Recommended patterns:

- create extension-specific containers with unique IDs or class prefixes
- add UI next to existing views instead of replacing large app containers
- keep event listeners scoped to extension-owned elements where possible
- preserve built-in navigation behavior and restore any view state you change
- use `hidden`, `aria-*`, and extension-scoped CSS for panels or overlays
- guard initialization so reloading or re-injecting the script does not create
  duplicate buttons, panels, timers, or event listeners

Avoid destructive mutations such as replacing `document.body.innerHTML`,
`main.innerHTML`, or other broad WebUI containers.
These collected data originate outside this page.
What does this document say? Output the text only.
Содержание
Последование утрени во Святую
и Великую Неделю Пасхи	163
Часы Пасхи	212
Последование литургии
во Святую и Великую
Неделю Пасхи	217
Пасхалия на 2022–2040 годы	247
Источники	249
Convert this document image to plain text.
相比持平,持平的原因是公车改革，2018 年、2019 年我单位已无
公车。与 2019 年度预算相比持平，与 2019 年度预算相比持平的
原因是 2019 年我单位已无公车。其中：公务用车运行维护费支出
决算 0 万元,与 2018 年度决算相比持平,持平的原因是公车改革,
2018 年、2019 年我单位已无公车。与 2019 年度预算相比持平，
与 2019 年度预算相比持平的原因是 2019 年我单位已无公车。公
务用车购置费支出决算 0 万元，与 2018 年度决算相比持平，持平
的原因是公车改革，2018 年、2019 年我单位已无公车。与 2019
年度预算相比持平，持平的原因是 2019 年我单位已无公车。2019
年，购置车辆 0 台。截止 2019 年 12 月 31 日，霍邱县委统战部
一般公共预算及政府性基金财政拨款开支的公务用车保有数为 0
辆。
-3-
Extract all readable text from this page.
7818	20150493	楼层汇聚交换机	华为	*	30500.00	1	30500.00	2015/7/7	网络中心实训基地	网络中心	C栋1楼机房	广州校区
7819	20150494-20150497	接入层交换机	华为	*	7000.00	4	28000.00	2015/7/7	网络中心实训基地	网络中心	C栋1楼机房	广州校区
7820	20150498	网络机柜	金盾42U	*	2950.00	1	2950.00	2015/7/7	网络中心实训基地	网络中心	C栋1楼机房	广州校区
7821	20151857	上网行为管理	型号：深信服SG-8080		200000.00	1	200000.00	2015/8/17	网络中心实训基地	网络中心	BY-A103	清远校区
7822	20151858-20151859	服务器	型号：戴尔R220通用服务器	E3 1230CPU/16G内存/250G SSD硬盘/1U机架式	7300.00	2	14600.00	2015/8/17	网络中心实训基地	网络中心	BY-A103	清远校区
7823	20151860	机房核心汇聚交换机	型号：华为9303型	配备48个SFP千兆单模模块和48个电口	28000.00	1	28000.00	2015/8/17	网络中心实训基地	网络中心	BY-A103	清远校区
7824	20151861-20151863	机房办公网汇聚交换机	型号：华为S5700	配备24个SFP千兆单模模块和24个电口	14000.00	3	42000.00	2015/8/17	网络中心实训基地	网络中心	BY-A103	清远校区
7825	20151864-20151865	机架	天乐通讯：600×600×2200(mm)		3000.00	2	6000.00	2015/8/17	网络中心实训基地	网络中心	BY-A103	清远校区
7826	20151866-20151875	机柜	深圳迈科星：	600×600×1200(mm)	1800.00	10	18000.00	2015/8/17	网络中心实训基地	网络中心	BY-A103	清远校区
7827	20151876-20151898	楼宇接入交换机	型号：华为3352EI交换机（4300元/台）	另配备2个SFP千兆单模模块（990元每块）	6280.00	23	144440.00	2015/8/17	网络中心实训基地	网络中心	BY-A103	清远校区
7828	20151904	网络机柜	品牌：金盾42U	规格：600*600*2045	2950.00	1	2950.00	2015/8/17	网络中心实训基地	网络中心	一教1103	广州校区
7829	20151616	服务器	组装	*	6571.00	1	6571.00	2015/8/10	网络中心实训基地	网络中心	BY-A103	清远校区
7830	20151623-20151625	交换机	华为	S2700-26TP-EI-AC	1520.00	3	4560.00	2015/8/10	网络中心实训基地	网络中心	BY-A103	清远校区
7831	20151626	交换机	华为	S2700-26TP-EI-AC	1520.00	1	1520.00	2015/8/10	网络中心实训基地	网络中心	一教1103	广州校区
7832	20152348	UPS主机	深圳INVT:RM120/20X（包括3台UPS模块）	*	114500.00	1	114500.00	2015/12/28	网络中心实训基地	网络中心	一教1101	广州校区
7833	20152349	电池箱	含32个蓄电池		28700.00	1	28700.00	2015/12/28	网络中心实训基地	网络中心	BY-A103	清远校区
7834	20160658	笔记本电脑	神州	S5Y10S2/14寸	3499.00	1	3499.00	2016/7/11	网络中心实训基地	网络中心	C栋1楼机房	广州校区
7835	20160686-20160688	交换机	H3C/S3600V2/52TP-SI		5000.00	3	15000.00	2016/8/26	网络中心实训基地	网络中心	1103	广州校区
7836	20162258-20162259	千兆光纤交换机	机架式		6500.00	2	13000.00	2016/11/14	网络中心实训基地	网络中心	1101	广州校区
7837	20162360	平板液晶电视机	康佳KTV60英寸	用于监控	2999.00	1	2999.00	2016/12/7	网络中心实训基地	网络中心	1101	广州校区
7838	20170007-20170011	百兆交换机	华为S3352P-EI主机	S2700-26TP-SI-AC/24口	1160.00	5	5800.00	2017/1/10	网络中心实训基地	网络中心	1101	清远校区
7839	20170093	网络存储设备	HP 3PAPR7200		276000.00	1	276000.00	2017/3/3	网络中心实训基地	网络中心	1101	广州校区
Those patterns can remove or
mask the app's existing panels and leave normal navigation unable to recover
after an extension view is opened.

For custom pages, prefer adding a dedicated panel and toggling it alongside the
built-in views:

```javascript
(() => {
  if (document.getElementById('my-extension-panel')) return;

  const panel = document.createElement('section');
  panel.id = 'my-extension-panel';
  panel.className = 'main-view my-extension-panel';
  panel.hidden = true;
  panel.textContent = 'My extension page';

  document.querySelector('main')?.appendChild(panel);

  function showPanel() {
    document.querySelectorAll('main > .main-view').forEach((view) => {
      view.hidden = view !== panel;
    });
  }

  // Wire showPanel() to an extension-owned button or menu item.
})();
```

If host CSS overrides `[hidden]`, add an extension-scoped rule such as:

```css
.my-extension-panel[hidden] {
  display: none !important;
}
```

## Minimal example

Create a local extension directory:

```bash
mkdir -p ~/.hermes/webui-extension
cat > ~/.hermes/webui-extension/app.css <<'CSS'
.my-extension-badge {
  position: fixed;
  right: 12px;
  bottom: 12px;
  padding: 6px 10px;
  border-radius: 999px;
  background: #202236;
  color: #fff;
  font: 12px system-ui, sans-serif;
  z-index: 9999;
}
CSS
cat > ~/.hermes/webui-extension/app.js <<'JS'
(() => {
  const badge = document.createElement('div');
  badge.className = 'my-extension-badge';
  badge.textContent = 'Extension loaded';
  document.body.appendChild(badge);
})();
JS
```

Start WebUI with the extension enabled:

```bash
HERMES_WEBUI_EXTENSION_DIR=~/.hermes/webui-extension \
HERMES_WEBUI_EXTENSION_STYLESHEET_URLS=/extensions/app.css \
HERMES_WEBUI_EXTENSION_SCRIPT_URLS=/extensions/app.js \
./start.sh
```

Open the WebUI and confirm the badge appears.